A remarkable property of liquid gallium is its ability to dissolve many metals, forming amalgams or liquid alloys. It can embrittle certain metals through intergranular penetration, a phenomenon called liquid metal embrittlement.
Gallium is synthesized in stars through several nucleosynthesis processes. It is mainly formed during the explosive burning of silicon during type II supernova explosions, as well as by slow neutron capture processes (s-process) in asymptotic giant branch (AGB) stars.
The two stable isotopes of gallium (\(\,^{69}\mathrm{Ga}\) and \(\,^{71}\mathrm{Ga}\)) are produced by these mechanisms and dispersed into the interstellar medium during cataclysmic events. The isotopic ratio ⁶⁹Ga/⁷¹Ga measured in primitive meteorites provides information on the nucleosynthesis conditions in the primordial solar system.
The abundance of gallium in the universe is relatively low, about 10⁻⁹ times that of hydrogen in number of atoms. This cosmic rarity reflects the difficulties in forming nuclei in this atomic mass region (A ≈ 70) during stellar nucleosynthesis.
Gallium plays a particular role in neutrino physics. The GALLEX (GALLium EXperiment), conducted in the Gran Sasso underground laboratory in Italy between 1991 and 1997, used 30 tons of metallic gallium to detect low-energy solar neutrinos via the reaction: νₑ + ⁷¹Ga → ⁷¹Ge + e⁻. This experiment contributed to the discovery of neutrino oscillation, confirming that neutrinos have mass.

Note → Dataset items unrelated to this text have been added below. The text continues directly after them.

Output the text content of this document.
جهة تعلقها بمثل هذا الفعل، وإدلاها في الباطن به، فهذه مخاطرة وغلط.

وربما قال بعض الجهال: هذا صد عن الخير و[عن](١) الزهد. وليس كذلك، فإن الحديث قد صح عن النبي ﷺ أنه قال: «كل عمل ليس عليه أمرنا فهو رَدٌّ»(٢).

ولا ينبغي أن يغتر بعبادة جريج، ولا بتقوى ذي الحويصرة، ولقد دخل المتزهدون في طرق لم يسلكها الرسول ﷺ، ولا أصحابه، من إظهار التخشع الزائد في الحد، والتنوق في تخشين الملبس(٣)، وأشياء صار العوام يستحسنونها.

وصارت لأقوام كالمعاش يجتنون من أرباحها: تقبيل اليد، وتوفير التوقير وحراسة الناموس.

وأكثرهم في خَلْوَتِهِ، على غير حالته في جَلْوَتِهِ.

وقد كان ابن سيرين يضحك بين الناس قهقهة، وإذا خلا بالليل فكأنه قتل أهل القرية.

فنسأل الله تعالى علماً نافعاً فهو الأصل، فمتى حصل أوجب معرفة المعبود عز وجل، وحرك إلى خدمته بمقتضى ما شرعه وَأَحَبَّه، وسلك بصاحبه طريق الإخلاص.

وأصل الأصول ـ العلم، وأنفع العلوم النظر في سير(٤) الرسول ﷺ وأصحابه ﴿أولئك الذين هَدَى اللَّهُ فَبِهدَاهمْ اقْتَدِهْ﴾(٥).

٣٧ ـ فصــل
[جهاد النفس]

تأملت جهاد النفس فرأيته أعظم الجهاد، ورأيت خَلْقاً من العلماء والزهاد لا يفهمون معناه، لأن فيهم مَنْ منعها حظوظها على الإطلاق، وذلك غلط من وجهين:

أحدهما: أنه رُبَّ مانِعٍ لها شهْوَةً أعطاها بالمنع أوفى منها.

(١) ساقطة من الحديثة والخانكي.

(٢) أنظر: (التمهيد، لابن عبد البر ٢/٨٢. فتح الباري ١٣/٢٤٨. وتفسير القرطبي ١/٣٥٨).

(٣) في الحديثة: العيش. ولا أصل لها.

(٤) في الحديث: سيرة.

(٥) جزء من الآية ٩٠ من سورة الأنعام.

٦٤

The spectral lines of ionized gallium (Ga II, Ga III) are sometimes observed in the spectra of hot stars and specific stellar objects. The study of these lines helps understand the chemical enrichment of stars and the chemical evolution of galaxies.
N.B. :
Gallium is present in the Earth's crust at a concentration of about 0.0019% by mass (19 ppm), making it a relatively rare element, comparable in abundance to lead. It does not form its own ores but is always associated with other elements, mainly in aluminum (bauxite), zinc (blende), and germanium ores.
Gallium is primarily extracted as a byproduct of bauxite processing to produce aluminum, where it concentrates in Bayer liquors. Another important source is the treatment of zinc furnace dust. Global primary gallium production is about 450 tons per year, mainly in China (≈ 80%), Germany, Kazakhstan, and South Korea.
The recycling of gallium is becoming increasingly important with the growth of electronic waste. Gallium can be recovered from old integrated circuits, LEDs, and photovoltaic cells, although the recycling processes are still costly and not widespread. The current recycling rate is estimated at less than 1% of total production.
The demand for gallium is growing rapidly (about 10% per year) due to the expansion of the LED market, 5G devices, and electric vehicles. This growth raises questions about long-term supply security, especially since gallium is considered a critical material by the European Union and the United States due to its strategic importance and the geographical concentration of its production.